Condannato presidente club di calcio
Abusi su minori
Patron di una delle società dilettantistiche di calcio più famose in riva al Po, impegnato nel mondo del volontariato, un passato come consigliere comunale di maggioranza. Logico che il suo caso abbia fatto scalpore. Il gup di Cremona, Letizia Platè, ha condannato Giuseppe Garioni (foto), 56 anni, anima del club Il Torrazzo, funzionario dell’amministrazione provinciale, a quattro anni di reclusione per violenza aggravata su alcuni baby giocatori. Il pm, Carlotta Bernardini, aveva chiesto una pena di 9 anni. Per Garioni sono scattati anche l’interdizione per 5 anni dai pubblici uffici, il divieto in perpetuo di ricoprire incarichi in strutture o istituzioni frequentate prevalentemente da minori e il risarcimento danni all’unica vittima costituitasi parte civile: il giudice ha fissato una provvisionale di 10.000 euro, il resto sarà liquidato nel separato giudizio civile. L’imputato si è fatto processare con il rito abbreviato, beneficiando così dello sconto di un terzo sulla pena. Sei gli episodi contestati. È stato riconosciuto colpevole per tre casi di molestia ai danni di altrettanti minori e prosciolto per tre tentativi di abuso. Uno dei principali accusatori, oggi diciottenne, ha raccontato che Garioni, durante lo svolgimento dei compiti pomeridiani a casa sua, lo faceva sedere sulle gambe, lo toccava sino alle cosce e alla zona inguinale, introducendo poi le mani sotto gli indumenti intimi. In un’altra occasione è stato costretto ad abbracciarlo e baciarlo sulla bocca. Altre violenze sono state compiute negli uffici attigui al campo di calcio. L’ex presidente del Torrazzo non era presente in aula alla lettura della sentenza. Nella precedente udienza aveva reso dichiarazioni spontanee proclamandosi innocente e sostenendo che i suoi segni di amicizia e affetto nei confronti dei ragazzini erano stati fraintesi.

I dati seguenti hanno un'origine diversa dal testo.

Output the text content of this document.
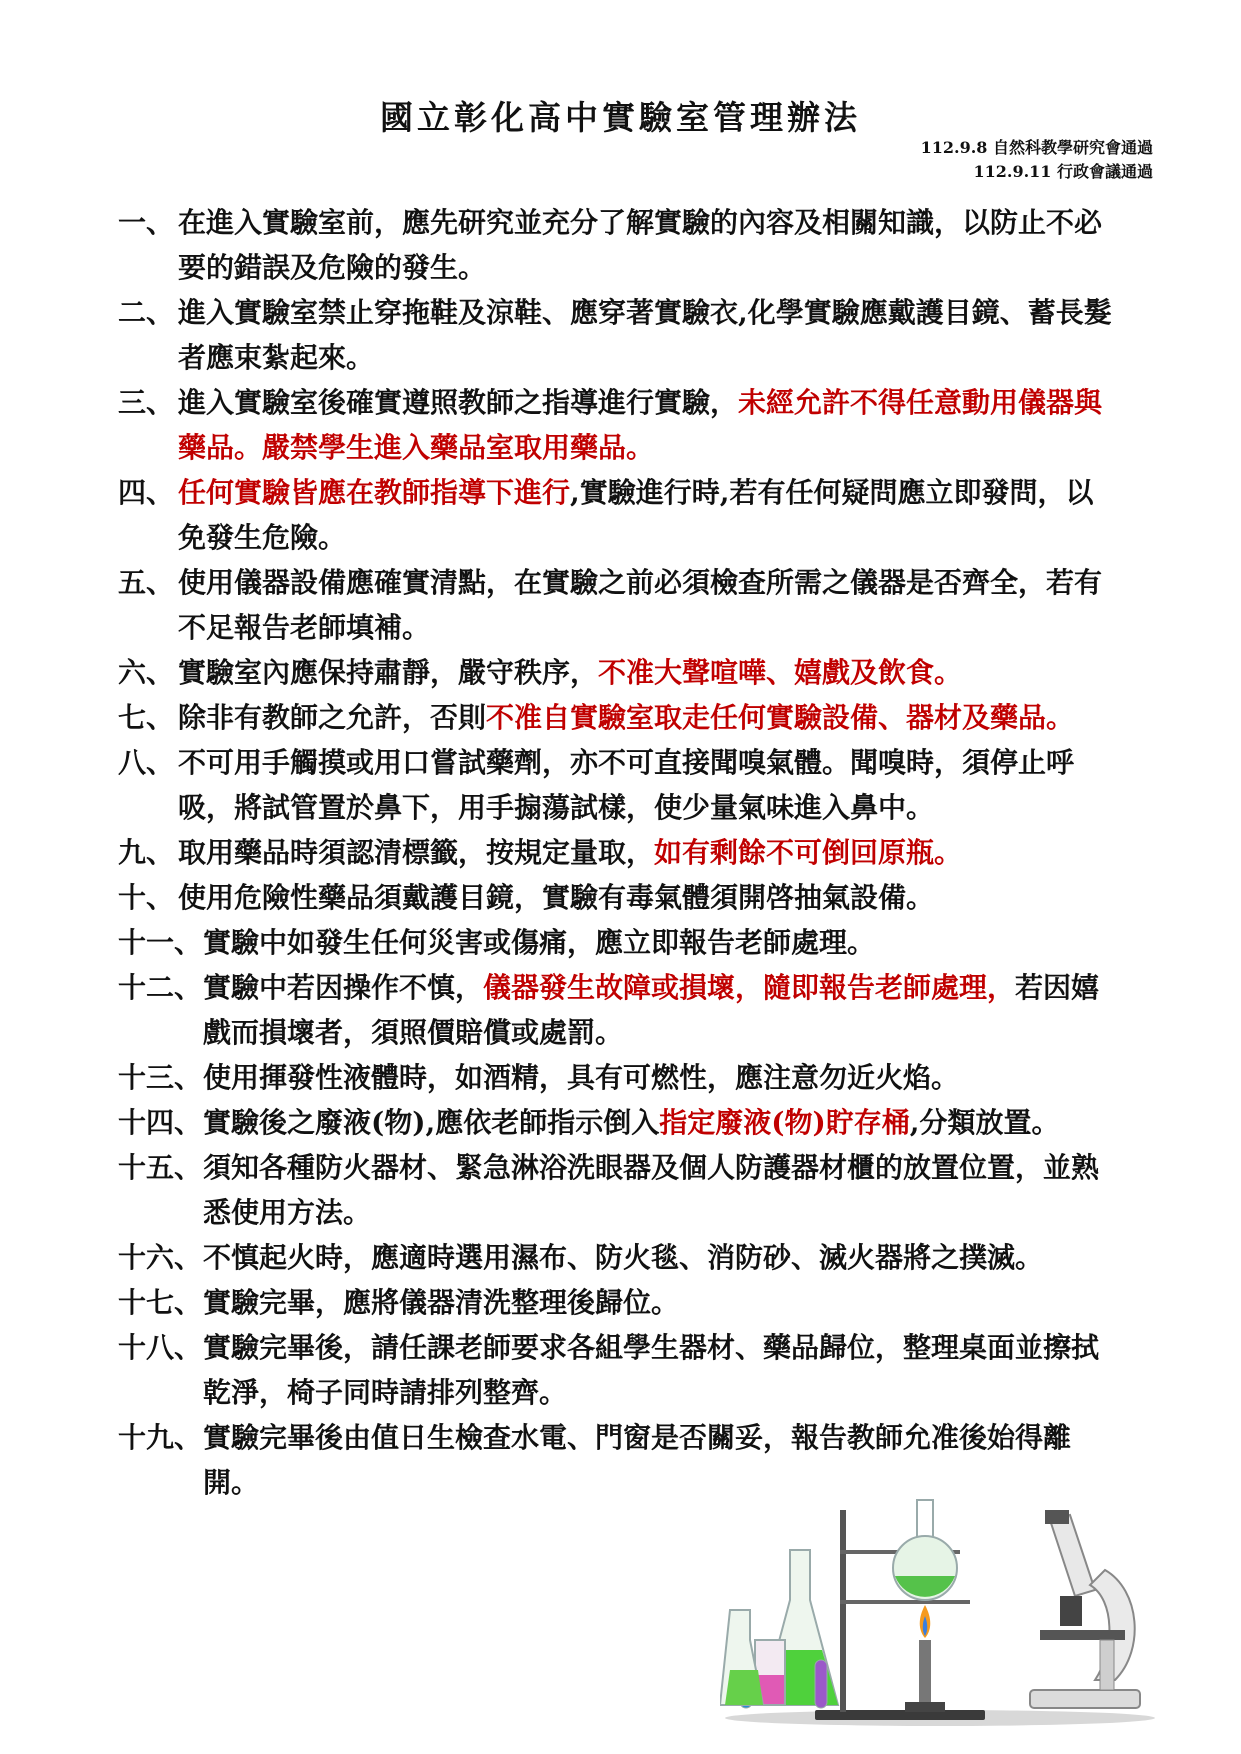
國立彰化高中實驗室管理辦法
112.9.8 自然科教學研究會通過
112.9.11 行政會議通過
一、 在進入實驗室前，應先研究並充分了解實驗的內容及相關知識，以防止不必要的錯誤及危險的發生。
二、 進入實驗室禁止穿拖鞋及涼鞋、應穿著實驗衣,化學實驗應戴護目鏡、蓄長髮者應束紮起來。
三、 進入實驗室後確實遵照教師之指導進行實驗，未經允許不得任意動用儀器與藥品。嚴禁學生進入藥品室取用藥品。
四、 任何實驗皆應在教師指導下進行,實驗進行時,若有任何疑問應立即發問，以免發生危險。
五、 使用儀器設備應確實清點，在實驗之前必須檢查所需之儀器是否齊全，若有不足報告老師填補。
六、 實驗室內應保持肅靜，嚴守秩序，不准大聲喧嘩、嬉戲及飲食。
七、 除非有教師之允許，否則不准自實驗室取走任何實驗設備、器材及藥品。
八、 不可用手觸摸或用口嘗試藥劑，亦不可直接聞嗅氣體。聞嗅時，須停止呼吸，將試管置於鼻下，用手搧蕩試樣，使少量氣味進入鼻中。
九、 取用藥品時須認清標籤，按規定量取，如有剩餘不可倒回原瓶。
十、 使用危險性藥品須戴護目鏡，實驗有毒氣體須開啓抽氣設備。
十一、 實驗中如發生任何災害或傷痛，應立即報告老師處理。
十二、 實驗中若因操作不慎，儀器發生故障或損壞，隨即報告老師處理，若因嬉戲而損壞者，須照價賠償或處罰。
十三、 使用揮發性液體時，如酒精，具有可燃性，應注意勿近火焰。
十四、 實驗後之廢液(物),應依老師指示倒入指定廢液(物)貯存桶,分類放置。
十五、 須知各種防火器材、緊急淋浴洗眼器及個人防護器材櫃的放置位置，並熟悉使用方法。
十六、 不慎起火時，應適時選用濕布、防火毯、消防砂、滅火器將之撲滅。
十七、 實驗完畢，應將儀器清洗整理後歸位。
十八、 實驗完畢後，請任課老師要求各組學生器材、藥品歸位，整理桌面並擦拭乾淨，椅子同時請排列整齊。
十九、 實驗完畢後由值日生檢查水電、門窗是否關妥，報告教師允准後始得離開。
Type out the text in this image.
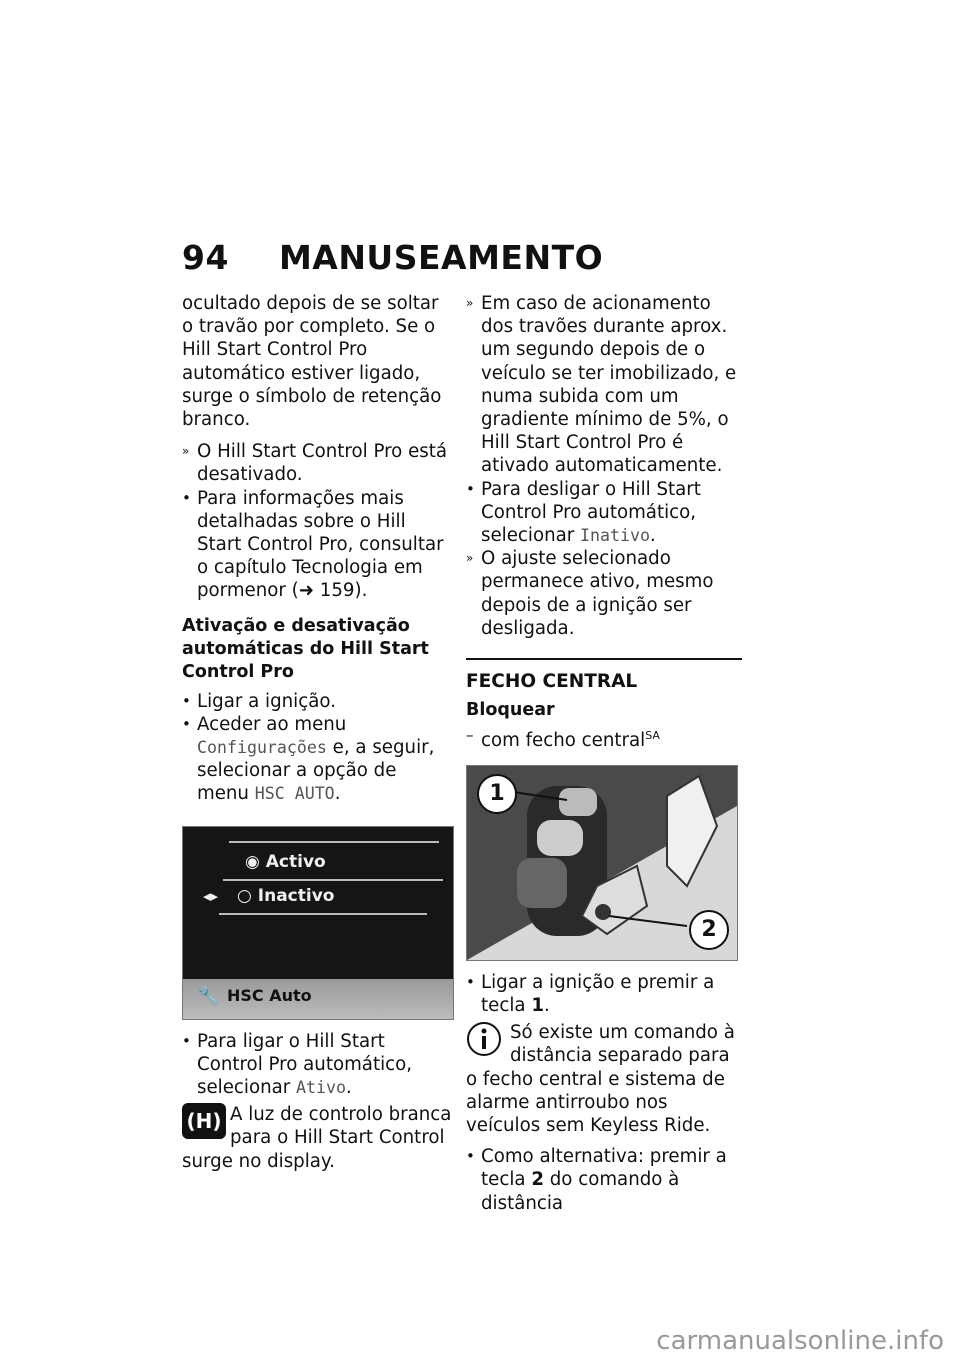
94 MANUSEAMENTO

ocultado depois de se soltar o travão por completo. Se o Hill Start Control Pro automático estiver ligado, surge o símbolo de retenção branco.

» O Hill Start Control Pro está desativado.
• Para informações mais detalhadas sobre o Hill Start Control Pro, consultar o capítulo Tecnologia em pormenor (➜ 159).
Ativação e desativação automáticas do Hill Start Control Pro
• Ligar a ignição.
• Aceder ao menu Configurações e, a seguir, selecionar a opção de menu HSC AUTO.
◉ Activo
◂▸ ○ Inactivo
🔧 HSC Auto
• Para ligar o Hill Start Control Pro automático, selecionar Ativo.
(H) A luz de controlo branca para o Hill Start Control surge no display.
» Em caso de acionamento dos travões durante aprox. um segundo depois de o veículo se ter imobilizado, e numa subida com um gradiente mínimo de 5%, o Hill Start Control Pro é ativado automaticamente.
• Para desligar o Hill Start Control Pro automático, selecionar Inativo.
» O ajuste selecionado permanece ativo, mesmo depois de a ignição ser desligada.
FECHO CENTRAL
Bloquear
– com fecho central$^{SA}$
1
2
• Ligar a ignição e premir a tecla 1.
Só existe um comando à distância separado para o fecho central e sistema de alarme antirroubo nos veículos sem Keyless Ride.
• Como alternativa: premir a tecla 2 do comando à distância
carmanualsonline.info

I difensori avevano sollevato forti dubbi sulle modalità degli interrogatori. Uno dei suo legali, Michele Tolomini, non ha commentato il verdetto. Per Cesare Grazioli, avvocato di parte civile, «in vicende tristi come questa non c’è nulla da festeggiare. Ma è un fatto che la struttura dell’indagine della Procura abbia retto, e in questo tipo di reato non è scontato».